Home movers now account for 51% of the residential property market, down from 64% a decade ago and the number of fell by 2% in the first half of 2017 alone compared with the same period in 2016.
The Lloyds Bank home mover review reveals that over the past five years, the average price paid by home movers has grown by 41% or £84,869 and there were 171,300 home movers in the first half of 2017 compared with 174,300 in the same period last year.
The first half of 2016 saw 18,000 more home movers, an increase of 11% compared to the first half of 2015. This increase may have been due to owners making home purchases before the introduction of the new stamp duty charges for second and additional homes, the report says.
Since hitting a market low of 117,900 in the first half of 2009, the number of home movers has grown by 45% or 53,000. However, the current numbers still remain at just under half at 48% of what it was before the financial crash in the first half of 2007 when it was 327,600.
A decade ago, some 64% of all house purchases financed by a mortgage were made by home movers. In 2017, this proportion has dropped to 51%.
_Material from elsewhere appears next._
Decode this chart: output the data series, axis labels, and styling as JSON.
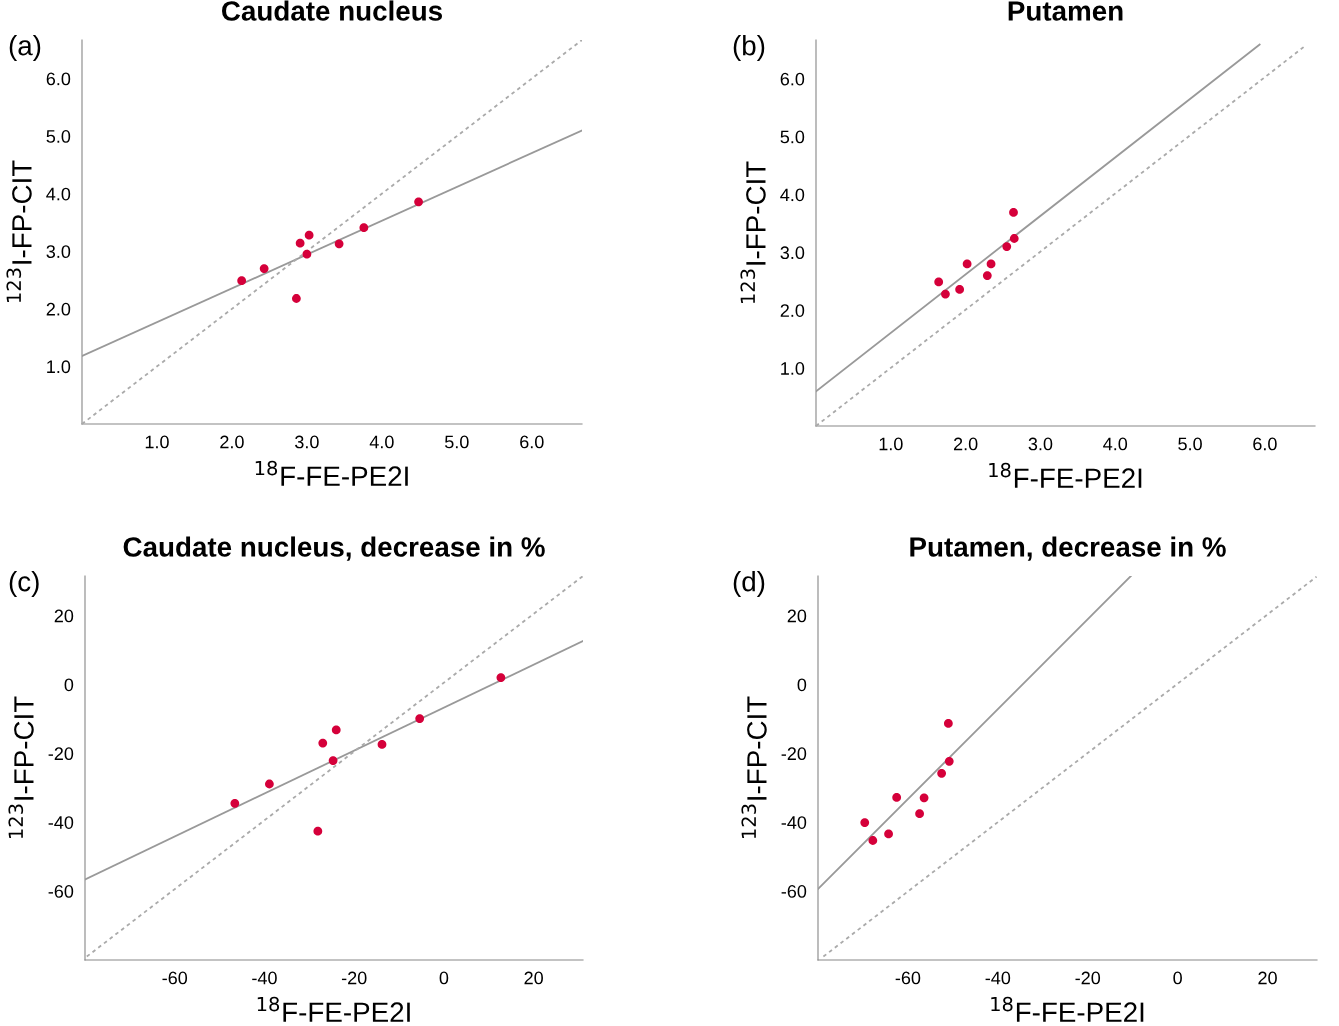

‘In the past year, the number of home movers appears to have stabilised despite continuing low interest rates and rising employment,’ said Andrew Mason, Lloyds Bank mortgage products director.
‘There are a number of factors which could be influencing this, more people are paying off their mortgages and not moving, with supply at historic low levels there could be a shortage of suitable homes coming on the market and the cost of moving house could be putting people off,’ he explained.
‘This has meant that home movers now account for just half of today’s housing market compared to a decade ago when it accounted for two-thirds of the market. This has a knock on affect for first time buyers as there will be fewer properties available for them also,’ he added.
In London, the average home mover price has grown by 56% since June 2012 to £561,032, the highest in the UK. The average home mover price in the capital is 41% or £163,579 higher than the South East at £397,452, which is the second most expensive. Northern Ireland has lowest average price of £165,404.
The average deposit put down by a home mover has increased by 40% in the past five years, from £68,663 in 2012 to £96,109 in 2017. Not surprisingly Londoners put down the largest deposit towards the purchase of their next home; £188,916 – four times higher than the average home mover deposit of £48,080 in Northern Ireland, the lowest.
According to Jeremy Duncombe, director of the Legal & General Mortgage Club, the research highlights the bottleneck effect that a lack of suitable and available housing is having on the whole of the housing market.
‘Rather than putting their houses up for sale, growing families are choosing to stay put and extend their homes until they find a property which suits their requirements. However, with thousands of other home owners making the same decision and remaining in or extending their current homes, that ideal property is unlikely to be up for sale anytime soon,’ he pointed out.
‘This scenario is stifling the housing market, leaving first time buyers with little in the way of choice to make their first step. The Government must address this bottleneck by incentivising fluidity in the market. A reduction in stamp duty for first or last time buyers is a good place to start, but we must not also forget the need for a long term solution to boost our housing supply and bridge the gap between supply and demand,’ he added.
The research reveals the ongoing struggles that many are facing, according to Richard Sexton, director of chartered surveyors e.surv. ‘With increasing house prices, living costs and inflation, many homeowners, whether a young family looking for more space or older generations looking to downsize, are deciding to stay put,’ he said.
‘This starts a domino effect. If home buyers feel unable to move up the ladder, this reduces the amount of housing stock available for first time buyers. Put simply, it prevents market growth. Although the market will not grind to a halt, as low interest rates and the willingness of banks to lend keep demand up, these figures should serve as a warning,’ he warned.
‘The Government must address our country’s lack of housing supply sooner rather than later, to allow more first time buyers to step onto the property ladder. This will give a much needed confidence boost to the housing market, give current home owners the assurance they need to move and ultimately, will keep the housing market fluid,’ he concluded.